What Is SAM 3?
SAM 3 (Segment Anything Model 3) is Meta AI’s latest advanced computer vision model capable of detecting, segmenting, and tracking objects in images and videos using text, examples, and visual prompts. The model supports open-vocabulary phrase inputs and offers powerful cross-modal interaction, enabling real-time refinement of segmentation results. SAM 3 delivers exceptional performance on image and video segmentation tasks—twice that of existing systems—and supports zero-shot learning. It also expands into the field of 3D reconstruction, powering applications such as home-setup previews, creative video editing, and scientific research, providing strong momentum for the future of computer vision.

Key Features of SAM 3
1. Multimodal Prompting
SAM 3 can detect and segment objects in images and videos using text, example images, and visual prompts such as clicks or bounding boxes, adapting to various user needs.
2. Image and Video Segmentation
It can detect and segment all matching objects in images and track objects across video frames, with support for real-time interactive refinement.
3. Zero-Shot Learning
SAM 3 handles unseen concepts via open-vocabulary text prompts, enabling segmentation of new object categories without additional training.
4. Real-Time Interactivity
Users can refine results by adding extra prompts (such as clicks or boxes), correcting model errors and improving the segmentation quality.

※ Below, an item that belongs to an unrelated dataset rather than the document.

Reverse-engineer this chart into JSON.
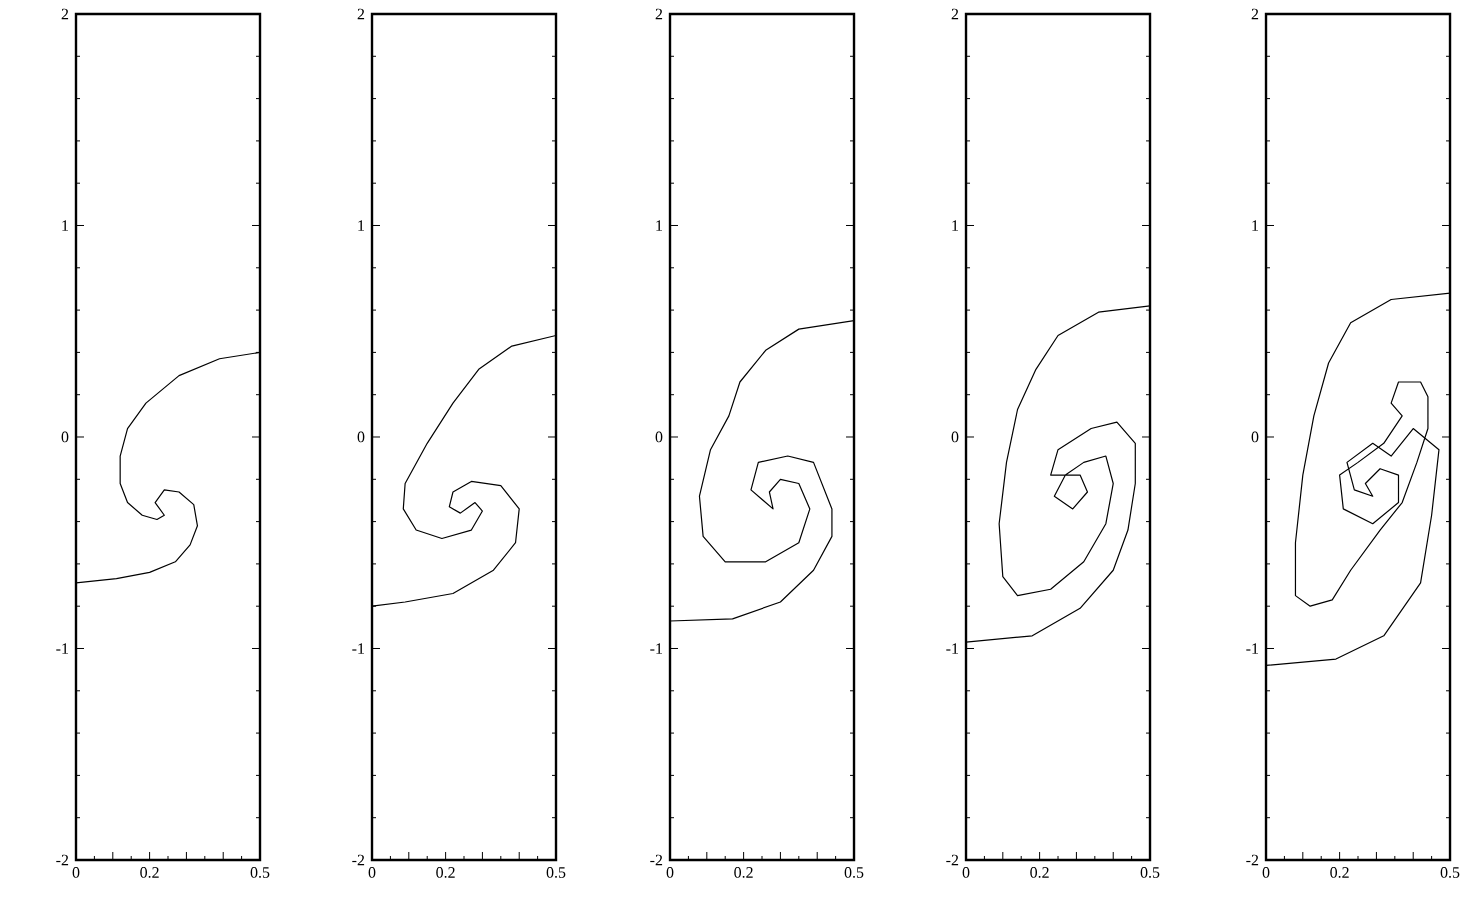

5. Cross-Domain Applications
SAM 3 is widely used in creative media tools (e.g., Instagram Edits), home-decoration previews (e.g., Facebook Marketplace), and scientific fields such as wildlife monitoring.
How SAM 3 Works
Unified Model Architecture
SAM 3 is built on a unified architecture that supports both image and video segmentation. It combines a powerful visual encoder (such as the Meta Perception Encoder) with a text encoder to process open-vocabulary prompts.
The model includes:
-
an image-level detector
-
a memory-based video tracker
Both share the same visual encoder.
Multimodal Input Processing
-
Text Encoder: Converts text prompts into feature vectors that guide segmentation.
-
Visual Encoder: Encodes images or video frames into visual features for object detection and segmentation.
-
Fusion Encoder: Merges text and visual features to produce conditioned image features for segmentation tasks.
Presence Head
To improve classification performance, SAM 3 introduces a Presence Head that predicts whether the target concept exists in the image or video. This helps decouple recognition and localization, enhancing accuracy and efficiency.
Large-Scale Data Engine
Meta built a high-efficiency data engine that combines human annotations with AI-assisted labeling, producing high-quality annotations for over 4 million unique concepts. This diverse data coverage ensures strong generalization across visual domains and tasks.
Zero-Shot Learning
Leveraging pre-trained visual and language encoders, SAM 3 can identify and segment new object categories from open-vocabulary text prompts without additional training.
Real-Time Interactivity
Users can refine segmentation results by adding prompts like clicks or box selections. This interactive loop helps the model better align with user intent.
Video Tracking and Segmentation
For video tasks, SAM 3 uses a memory-based tracker to maintain spatiotemporal consistency. The tracker uses detection outputs and historical memory to generate high-quality masks and propagate them across frames.
Project Links
-
Official Website: https://ai.meta.com/sam3/
-
GitHub Repository: https://github.com/facebookresearch/sam3/
-
Online Demo: https://www.aidemos.meta.com/segment-anything
Application Scenarios
1. Creative Media Tools
Creators can quickly apply visual effects to people or objects in videos, improving production efficiency.
2. Home Decoration Preview
On Facebook Marketplace, SAM 3 powers “Room Preview,” allowing users to visualize how furniture or décor would look in their own spaces.
3. Scientific Applications
SAM 3 supports wildlife monitoring and ocean research, helping scientists analyze animal behaviors through video.
4. 3D Reconstruction
SAM 3D can reconstruct 3D objects or humans from a single image, setting a new standard for real-world 3D reconstruction and assisting VR/AR applications.
5. Video Creation
SAM 3 enables AI-powered visual creation tools, supporting remixing and editing of AI-generated videos to enhance creative flexibility.